General manager of financial planning for SSFS, Sean Bradley (pictured), says there was nothing intrinsically wrong with the advice produced by SSFS but the established way of delivering it “clearly wasn’t going to carry us forward”.

“You need to look externally at the environment in which you are operating – that’s clients, employees and the legislative and the technology environment – and if we didn’t keep up with that, we’d be left behind,” Bradley says.

“There’s many a successful business – and Kodak always gets run out as the example – that are no longer in existence.”

Bradley says there were four distinct parts to the review: customer relationship management (CRM), advice, registry (platform) and phones. All parts of the chain have been integrated so that an interaction with any one of them flows through to the others.

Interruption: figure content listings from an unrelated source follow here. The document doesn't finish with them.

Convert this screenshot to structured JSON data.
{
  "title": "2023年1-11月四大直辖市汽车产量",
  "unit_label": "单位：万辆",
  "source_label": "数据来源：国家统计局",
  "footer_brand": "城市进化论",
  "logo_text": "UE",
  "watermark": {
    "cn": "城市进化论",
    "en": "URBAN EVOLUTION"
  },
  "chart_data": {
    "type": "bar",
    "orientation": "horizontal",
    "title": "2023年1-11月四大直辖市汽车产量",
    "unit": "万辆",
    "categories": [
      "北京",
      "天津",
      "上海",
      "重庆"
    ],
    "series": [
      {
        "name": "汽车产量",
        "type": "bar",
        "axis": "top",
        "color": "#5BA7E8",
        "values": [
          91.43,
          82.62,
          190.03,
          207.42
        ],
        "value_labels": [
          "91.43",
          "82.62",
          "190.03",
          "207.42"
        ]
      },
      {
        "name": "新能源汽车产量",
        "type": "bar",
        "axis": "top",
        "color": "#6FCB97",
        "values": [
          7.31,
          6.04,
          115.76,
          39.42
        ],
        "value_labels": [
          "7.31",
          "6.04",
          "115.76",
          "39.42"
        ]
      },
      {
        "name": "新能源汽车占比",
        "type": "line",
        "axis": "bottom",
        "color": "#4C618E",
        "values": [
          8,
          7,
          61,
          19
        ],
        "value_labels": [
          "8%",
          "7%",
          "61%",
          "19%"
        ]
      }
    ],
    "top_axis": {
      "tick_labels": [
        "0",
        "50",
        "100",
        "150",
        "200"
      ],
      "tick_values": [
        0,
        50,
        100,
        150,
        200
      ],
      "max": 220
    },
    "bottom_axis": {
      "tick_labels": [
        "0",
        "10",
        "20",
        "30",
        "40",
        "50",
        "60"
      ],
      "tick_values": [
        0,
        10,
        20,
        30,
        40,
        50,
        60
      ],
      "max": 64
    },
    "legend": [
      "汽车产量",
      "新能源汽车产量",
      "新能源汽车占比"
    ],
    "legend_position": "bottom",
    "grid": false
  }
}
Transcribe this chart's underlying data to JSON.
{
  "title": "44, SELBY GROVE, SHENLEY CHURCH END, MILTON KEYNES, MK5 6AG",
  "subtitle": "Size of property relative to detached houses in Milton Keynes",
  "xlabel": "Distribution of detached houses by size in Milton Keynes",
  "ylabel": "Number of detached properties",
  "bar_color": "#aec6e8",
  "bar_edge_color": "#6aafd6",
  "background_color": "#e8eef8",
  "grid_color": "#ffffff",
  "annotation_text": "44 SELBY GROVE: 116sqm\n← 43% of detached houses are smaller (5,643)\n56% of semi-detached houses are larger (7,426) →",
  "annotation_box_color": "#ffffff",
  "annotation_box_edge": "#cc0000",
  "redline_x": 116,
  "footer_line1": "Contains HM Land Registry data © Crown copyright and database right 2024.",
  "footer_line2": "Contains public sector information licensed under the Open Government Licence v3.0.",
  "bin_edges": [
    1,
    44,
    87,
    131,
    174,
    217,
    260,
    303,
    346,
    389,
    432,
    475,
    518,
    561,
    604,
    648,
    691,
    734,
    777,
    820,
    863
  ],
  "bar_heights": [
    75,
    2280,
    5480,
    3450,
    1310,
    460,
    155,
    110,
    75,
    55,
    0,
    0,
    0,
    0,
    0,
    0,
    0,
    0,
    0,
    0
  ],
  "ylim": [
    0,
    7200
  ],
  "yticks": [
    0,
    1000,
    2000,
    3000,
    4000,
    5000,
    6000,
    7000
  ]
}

Bradley says advice, CRM and phone systems have been rolled out across the SSFS business with the last regional office, in Perth, switching across in late May.

He says SSFS is now bedding the new systems down, and introducing the processes that the new systems require.

A defining feature

Monaghan says the decision to continue providing advice without paraplanning support was a defining feature of the project. He says “a fairly compelling reason” was that never in its 25-year history has the business used paraplanners.

“We’re heading to a digital world, and [paraplanning] is a huge manual process in the middle of a digital world that is very error prone, and we’ve seen a lot of statistics on that,” he says.

“Secondly, it eliminates the concept of putting the client at the centre. We do modelling and so forth real-time in front of the clients, so they can see immediately what their alternatives look like. Taking that away and giving it to paraplanners to do that is like, no, that’s offending against our basic principle of the client at the centre.

“And of course, there was the economic rationale as well. If we’d had to put on 60 or 70 paraplanners, we’d really have knocked our business quite significantly.

“We have 160 planners, and it’s one [paraplanner] to two [advisers] – it’s a huge expense.”

Looking beyond a traditional base

Monaghan says the reengineered systems and processes enable SSFS to start looking beyond its traditional client base.

“That’s part of what we were thinking about when we created this,” he says.

“If you think back to our heritage, we were set up originally to provide advice to public-sector employees coming out of the defined benefit schemes. When I was appointed here four years ago the brief was to modernise the business, because we were a bit old-fashioned, and identify new sources of growth, because there’s not many of those people left in those schemes and in fact there’s a declining amount of members coming out of those schemes already.

“So our owner is very keen for us to identify new areas of growth, and a key element of getting ourselves ready for that has been to create a state-of-the-art ability to deliver advice to a broad range of people.”